The state of profiling GHC compilation times

Hi. Our project’s Types.hs isn’t particularly big currently, it’s 239 lines, has 11 types (mostly newtypes) and 5 functions. It has substantial number of “deriving” clauses, but nothing that you’d expect to blow things up.

Unfortunately, compilation of that module (as listed by stack build) takes quite a long time, very noticeable compared to others, memory usage is higher as well.

I was wondering, what is the state of tools, currently available, to get more detailed information on which stages exactly are taking time? Is there any tooling available, that is somewhat more high-level than to try to build GHC itself with profiling?

Ideally, I’d like to understand if there’s something I can do, by means of either reorganizing the code, or by putting more hand-written instances, that would lighten up compilation times.

Thank you!

5 Likes

I should add two things. First, I’ve found --ghc-options="-v2" flag that indeed gives more info, it confirms that this module’s “simplification” is taking much longer, but that isn’t particularly useful.

Another is that I’ve searched GHC WIki but failed to find anything related.

1 Like

Unfortunately, deriving clauses are exactly one of the things that can blow up GHC compile times. Splitting this module out over multiple files, or handwriting some instances may help.

It also depends on the deriving strategies – plain GeneralizedNewtypeDeriving is usually very fast, but deriving instances through DeriveGeneric can be painful.

2 Likes

There was a recent blog post about “Eventful GHC”. It avoids having to recompile GHC with profiling, but it does require recompiling GHC, to enable the new events.

Myself, I have this compilation performance puzzle that I should investigate. When indulging in complex type-level shenanigans, compilation slows down significantly when an expression is given a top-level binding with an explicit type signature. If the expression is in a local binding with an inferred type, things are faster.

3 Likes

For those interested, I think I’ve found a major contributor for the compilation time in my particular case by an accident.
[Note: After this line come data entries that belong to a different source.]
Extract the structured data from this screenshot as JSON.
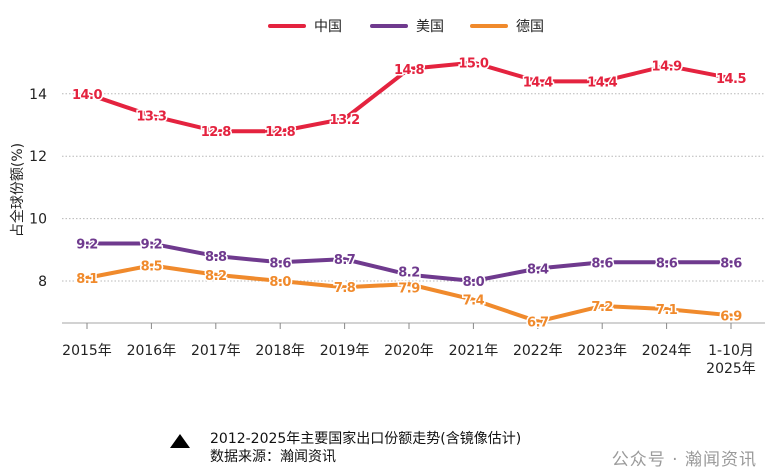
{
  "chart_data": {
    "type": "line",
    "categories": [
      "2015年",
      "2016年",
      "2017年",
      "2018年",
      "2019年",
      "2020年",
      "2021年",
      "2022年",
      "2023年",
      "2024年",
      "1-10月\n2025年"
    ],
    "series": [
      {
        "name": "中国",
        "color": "#e4233f",
        "values": [
          14.0,
          13.3,
          12.8,
          12.8,
          13.2,
          14.8,
          15.0,
          14.4,
          14.4,
          14.9,
          14.5
        ]
      },
      {
        "name": "美国",
        "color": "#6f3a8e",
        "values": [
          9.2,
          9.2,
          8.8,
          8.6,
          8.7,
          8.2,
          8.0,
          8.4,
          8.6,
          8.6,
          8.6
        ]
      },
      {
        "name": "德国",
        "color": "#f08a2c",
        "values": [
          8.1,
          8.5,
          8.2,
          8.0,
          7.8,
          7.9,
          7.4,
          6.7,
          7.2,
          7.1,
          6.9
        ]
      }
    ],
    "ylabel": "占全球份额(%)",
    "xlabel": "",
    "yticks": [
      8,
      10,
      12,
      14
    ],
    "ylim": [
      6.3,
      15.3
    ],
    "grid": "horizontal dotted",
    "legend": "top-center",
    "data_labels": true
  },
  "caption": {
    "title": "2012-2025年主要国家出口份额走势(含镜像估计)",
    "source": "数据来源：瀚闻资讯"
  },
  "watermark": "公众号 · 瀚闻资讯"
}
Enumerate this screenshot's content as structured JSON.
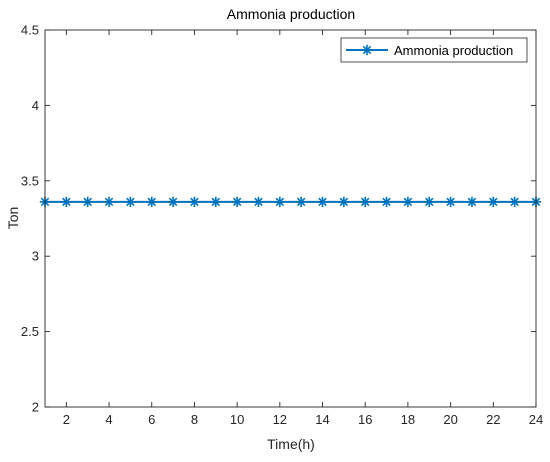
{
  "chart_data": {
    "type": "line",
    "title": "Ammonia production",
    "xlabel": "Time(h)",
    "ylabel": "Ton",
    "xlim": [
      1,
      24
    ],
    "ylim": [
      2,
      4.5
    ],
    "xticks": [
      2,
      4,
      6,
      8,
      10,
      12,
      14,
      16,
      18,
      20,
      22,
      24
    ],
    "yticks": [
      2,
      2.5,
      3,
      3.5,
      4,
      4.5
    ],
    "ytick_labels": [
      "2",
      "2.5",
      "3",
      "3.5",
      "4",
      "4.5"
    ],
    "grid": false,
    "legend_position": "top-right",
    "series": [
      {
        "name": "Ammonia production",
        "color": "#0072BD",
        "marker": "asterisk",
        "x": [
          1,
          2,
          3,
          4,
          5,
          6,
          7,
          8,
          9,
          10,
          11,
          12,
          13,
          14,
          15,
          16,
          17,
          18,
          19,
          20,
          21,
          22,
          23,
          24
        ],
        "y": [
          3.36,
          3.36,
          3.36,
          3.36,
          3.36,
          3.36,
          3.36,
          3.36,
          3.36,
          3.36,
          3.36,
          3.36,
          3.36,
          3.36,
          3.36,
          3.36,
          3.36,
          3.36,
          3.36,
          3.36,
          3.36,
          3.36,
          3.36,
          3.36
        ]
      }
    ]
  }
}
I’ve found that the bug is happening not only on a commercial project I’m working on, but also in a relatively small open-source one I’m making. Here’s the module that is taking quite a long time to compile: https://gitlab.com/k-bx/meetup/blob/master/backend/meetup/src/Le/Types.hs

I have another codebase that’s based on this one but is fairly larger, and that codebase doesn’t have the compilation time as bad, which gave me a hint on what’s happening. Long story short: the part that’s slowing things down is the story around import Data.Time.Zones.DB (TZLabel). Even though there’s no instance derivation happening in the module, I believe that somehow importing the type, which has lots of constructors is slowing the compilation down.

Just as an experiment, I’ve commented out the import and removed the TZLabel usage everywhere, here are the full project compilation times before and after:

# before:
make fast  36.31s user 2.89s system 148% cpu 26.360 total
# after removing the import of TZLabel from Types.hs:
make fast  19.24s user 1.56s system 152% cpu 13.654 total

Just to add more info, it’s not the import itself, but the

instance J.ToJSON TZLabel where                                                                                                                                                                                                                                                                                    
  toEncoding = J.genericToEncoding (jsonOpts 0)                                                                                                                                                                                                                                                                    

code that’s bringing the extra compilation time

Perhaps relevant GHC ticket is #5642: “Deriving Generic of a big type takes a long time and lots of space”.